The vendor
I have killed my wife and cut her rather crudely into small pieces, which I have wrapped hastily in paper bundles. The whole of her fits in a cardboard box, which is still relatively easy to handle.
My only hope is for someone to make her into wine or alcohol. I go to the distillery. I walk without knocking into a room where there are three women in overalls. Two are sitting down, the third is standing near a waist-high double door (like a saloon door).
Either I address them with a wink, like we know one another, or I call out, flatly, something like:
“I have 50 kilos of quality meat!”
The young woman who was standing brings me into a tiny room, where she begins to examine my merchandise. My package has all the necessary labels, but the young woman claims that the firm I represent is not an approved client of her Company and that I’m going to have a hard time closing the deal.

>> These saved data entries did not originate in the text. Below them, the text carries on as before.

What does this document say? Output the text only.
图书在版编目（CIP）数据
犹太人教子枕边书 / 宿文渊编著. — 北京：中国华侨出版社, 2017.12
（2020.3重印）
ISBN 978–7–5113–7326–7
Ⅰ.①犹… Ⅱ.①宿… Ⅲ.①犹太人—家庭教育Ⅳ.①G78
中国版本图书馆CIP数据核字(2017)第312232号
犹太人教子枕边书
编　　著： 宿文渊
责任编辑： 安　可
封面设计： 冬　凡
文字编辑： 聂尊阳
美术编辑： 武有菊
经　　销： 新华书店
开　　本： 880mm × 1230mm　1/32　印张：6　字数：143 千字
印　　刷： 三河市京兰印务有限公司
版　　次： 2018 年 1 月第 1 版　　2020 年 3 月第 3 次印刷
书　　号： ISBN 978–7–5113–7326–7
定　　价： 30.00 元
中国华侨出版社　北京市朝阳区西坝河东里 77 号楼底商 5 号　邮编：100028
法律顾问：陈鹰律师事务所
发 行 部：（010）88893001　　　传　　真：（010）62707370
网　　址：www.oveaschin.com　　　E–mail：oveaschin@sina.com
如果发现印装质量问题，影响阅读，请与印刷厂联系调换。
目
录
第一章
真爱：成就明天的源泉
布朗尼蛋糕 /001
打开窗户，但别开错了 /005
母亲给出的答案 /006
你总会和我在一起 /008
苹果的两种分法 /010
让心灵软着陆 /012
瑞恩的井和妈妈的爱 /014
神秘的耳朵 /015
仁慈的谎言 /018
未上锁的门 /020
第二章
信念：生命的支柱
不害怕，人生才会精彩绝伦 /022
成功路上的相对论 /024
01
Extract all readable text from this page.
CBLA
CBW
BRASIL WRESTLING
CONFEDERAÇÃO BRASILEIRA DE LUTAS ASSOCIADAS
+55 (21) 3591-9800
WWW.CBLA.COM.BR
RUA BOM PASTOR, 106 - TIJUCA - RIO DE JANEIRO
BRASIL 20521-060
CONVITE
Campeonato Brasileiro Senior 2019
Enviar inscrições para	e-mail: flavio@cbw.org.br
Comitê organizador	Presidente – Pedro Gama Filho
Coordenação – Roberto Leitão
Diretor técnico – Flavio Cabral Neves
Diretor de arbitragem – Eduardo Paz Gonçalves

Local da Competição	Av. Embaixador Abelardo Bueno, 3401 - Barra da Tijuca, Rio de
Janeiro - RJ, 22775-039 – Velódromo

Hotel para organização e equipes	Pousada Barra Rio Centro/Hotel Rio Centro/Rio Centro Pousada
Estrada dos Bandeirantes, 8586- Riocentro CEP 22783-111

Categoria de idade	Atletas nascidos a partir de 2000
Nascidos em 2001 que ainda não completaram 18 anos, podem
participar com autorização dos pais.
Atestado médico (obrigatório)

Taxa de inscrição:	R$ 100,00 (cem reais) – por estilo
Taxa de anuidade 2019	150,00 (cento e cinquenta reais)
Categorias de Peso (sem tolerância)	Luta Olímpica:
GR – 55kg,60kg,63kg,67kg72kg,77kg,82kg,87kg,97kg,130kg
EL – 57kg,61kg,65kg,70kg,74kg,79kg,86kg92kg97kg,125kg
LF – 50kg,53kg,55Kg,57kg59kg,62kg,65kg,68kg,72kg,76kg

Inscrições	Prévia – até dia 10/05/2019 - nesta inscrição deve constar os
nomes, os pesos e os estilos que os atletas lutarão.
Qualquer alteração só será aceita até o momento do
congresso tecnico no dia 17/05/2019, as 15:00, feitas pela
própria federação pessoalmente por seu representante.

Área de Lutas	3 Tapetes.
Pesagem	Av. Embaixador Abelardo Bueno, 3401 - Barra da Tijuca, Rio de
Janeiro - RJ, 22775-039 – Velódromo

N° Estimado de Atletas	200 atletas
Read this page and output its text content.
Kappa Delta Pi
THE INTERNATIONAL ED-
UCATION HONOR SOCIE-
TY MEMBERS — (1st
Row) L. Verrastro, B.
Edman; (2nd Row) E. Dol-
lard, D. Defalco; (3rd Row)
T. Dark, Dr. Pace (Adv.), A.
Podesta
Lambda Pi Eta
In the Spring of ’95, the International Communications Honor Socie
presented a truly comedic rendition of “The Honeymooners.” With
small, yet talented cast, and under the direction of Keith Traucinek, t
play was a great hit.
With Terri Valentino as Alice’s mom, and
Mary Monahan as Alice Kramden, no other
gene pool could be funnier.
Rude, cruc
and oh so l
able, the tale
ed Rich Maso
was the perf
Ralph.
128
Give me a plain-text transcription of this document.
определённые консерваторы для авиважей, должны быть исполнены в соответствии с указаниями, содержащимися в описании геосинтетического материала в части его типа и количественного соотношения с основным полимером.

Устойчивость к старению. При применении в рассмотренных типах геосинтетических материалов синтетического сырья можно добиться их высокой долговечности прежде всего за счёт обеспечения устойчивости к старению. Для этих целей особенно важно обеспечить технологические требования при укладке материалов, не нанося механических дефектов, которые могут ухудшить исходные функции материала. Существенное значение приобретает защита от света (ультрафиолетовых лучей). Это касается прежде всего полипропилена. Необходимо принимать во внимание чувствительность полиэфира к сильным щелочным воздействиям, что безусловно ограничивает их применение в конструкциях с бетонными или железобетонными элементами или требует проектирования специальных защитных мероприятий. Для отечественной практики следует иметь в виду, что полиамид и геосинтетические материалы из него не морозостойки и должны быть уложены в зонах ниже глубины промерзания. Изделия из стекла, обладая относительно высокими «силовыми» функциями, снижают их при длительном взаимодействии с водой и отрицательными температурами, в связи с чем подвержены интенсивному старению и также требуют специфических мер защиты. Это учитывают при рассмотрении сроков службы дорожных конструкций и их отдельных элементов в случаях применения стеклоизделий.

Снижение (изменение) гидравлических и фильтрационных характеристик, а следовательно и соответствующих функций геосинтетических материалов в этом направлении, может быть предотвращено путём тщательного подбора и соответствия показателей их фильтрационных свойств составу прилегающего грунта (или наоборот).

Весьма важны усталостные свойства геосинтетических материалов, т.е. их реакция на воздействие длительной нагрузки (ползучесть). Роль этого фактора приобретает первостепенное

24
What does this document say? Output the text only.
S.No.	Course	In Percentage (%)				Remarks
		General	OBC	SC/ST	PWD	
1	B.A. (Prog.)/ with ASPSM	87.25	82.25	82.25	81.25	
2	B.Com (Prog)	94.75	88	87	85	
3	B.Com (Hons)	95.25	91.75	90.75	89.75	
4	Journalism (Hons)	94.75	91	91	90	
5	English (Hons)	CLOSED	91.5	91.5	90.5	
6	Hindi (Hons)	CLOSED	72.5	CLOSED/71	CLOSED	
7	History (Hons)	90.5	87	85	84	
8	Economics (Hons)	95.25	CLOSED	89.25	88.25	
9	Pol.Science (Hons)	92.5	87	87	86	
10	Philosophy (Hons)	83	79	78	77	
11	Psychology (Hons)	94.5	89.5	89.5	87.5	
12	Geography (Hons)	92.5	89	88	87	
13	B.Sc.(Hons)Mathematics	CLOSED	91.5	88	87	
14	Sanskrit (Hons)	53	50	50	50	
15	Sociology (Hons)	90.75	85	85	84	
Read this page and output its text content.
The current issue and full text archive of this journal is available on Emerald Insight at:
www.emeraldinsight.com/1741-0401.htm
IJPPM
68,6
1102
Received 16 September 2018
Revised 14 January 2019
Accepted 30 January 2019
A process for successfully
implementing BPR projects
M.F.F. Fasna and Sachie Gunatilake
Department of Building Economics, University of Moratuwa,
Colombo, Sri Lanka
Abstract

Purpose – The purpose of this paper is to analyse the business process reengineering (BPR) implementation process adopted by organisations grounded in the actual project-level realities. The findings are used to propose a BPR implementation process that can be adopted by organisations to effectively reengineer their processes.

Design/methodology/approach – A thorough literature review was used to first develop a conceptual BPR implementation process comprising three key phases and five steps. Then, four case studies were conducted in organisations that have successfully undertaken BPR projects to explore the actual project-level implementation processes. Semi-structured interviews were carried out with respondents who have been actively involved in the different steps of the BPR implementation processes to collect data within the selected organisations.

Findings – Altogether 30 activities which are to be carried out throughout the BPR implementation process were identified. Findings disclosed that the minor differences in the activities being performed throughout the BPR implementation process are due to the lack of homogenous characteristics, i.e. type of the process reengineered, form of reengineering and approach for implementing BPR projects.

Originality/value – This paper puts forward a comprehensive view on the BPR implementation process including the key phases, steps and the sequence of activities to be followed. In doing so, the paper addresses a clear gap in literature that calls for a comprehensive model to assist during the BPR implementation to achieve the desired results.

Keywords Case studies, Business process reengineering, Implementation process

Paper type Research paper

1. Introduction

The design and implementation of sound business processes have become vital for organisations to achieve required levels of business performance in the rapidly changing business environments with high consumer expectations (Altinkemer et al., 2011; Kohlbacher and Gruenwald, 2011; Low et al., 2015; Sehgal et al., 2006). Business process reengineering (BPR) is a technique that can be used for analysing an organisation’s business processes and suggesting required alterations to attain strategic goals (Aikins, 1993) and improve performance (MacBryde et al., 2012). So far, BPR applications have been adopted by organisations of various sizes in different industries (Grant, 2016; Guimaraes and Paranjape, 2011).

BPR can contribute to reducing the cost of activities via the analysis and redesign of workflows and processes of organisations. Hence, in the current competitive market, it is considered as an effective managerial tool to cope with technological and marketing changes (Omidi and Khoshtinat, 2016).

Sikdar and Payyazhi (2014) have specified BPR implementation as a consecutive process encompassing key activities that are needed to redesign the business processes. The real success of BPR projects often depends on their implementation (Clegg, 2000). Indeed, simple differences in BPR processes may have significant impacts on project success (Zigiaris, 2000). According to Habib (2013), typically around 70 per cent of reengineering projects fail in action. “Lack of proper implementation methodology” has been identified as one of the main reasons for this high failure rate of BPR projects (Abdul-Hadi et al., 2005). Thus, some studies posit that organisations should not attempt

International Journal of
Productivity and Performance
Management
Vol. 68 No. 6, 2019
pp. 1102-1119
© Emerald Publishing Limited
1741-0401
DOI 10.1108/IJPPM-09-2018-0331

As a sample, I take a series of small bottles from the package. This should be no more than a simple formality, but, to my great confusion, there are more and more bottles: red wine, white wine, rosé, all sorts of liquor, even a pitcher of water — tiny, but full and above all uncorked: you could dip a finger in without making it overflow, which strikes me as an indubitable experimental demonstration of osmosis or of capillarity.
All the demonstration proves useless: a man comes out from the office next door and tells me this will end badly for me if they don’t find my name in their files.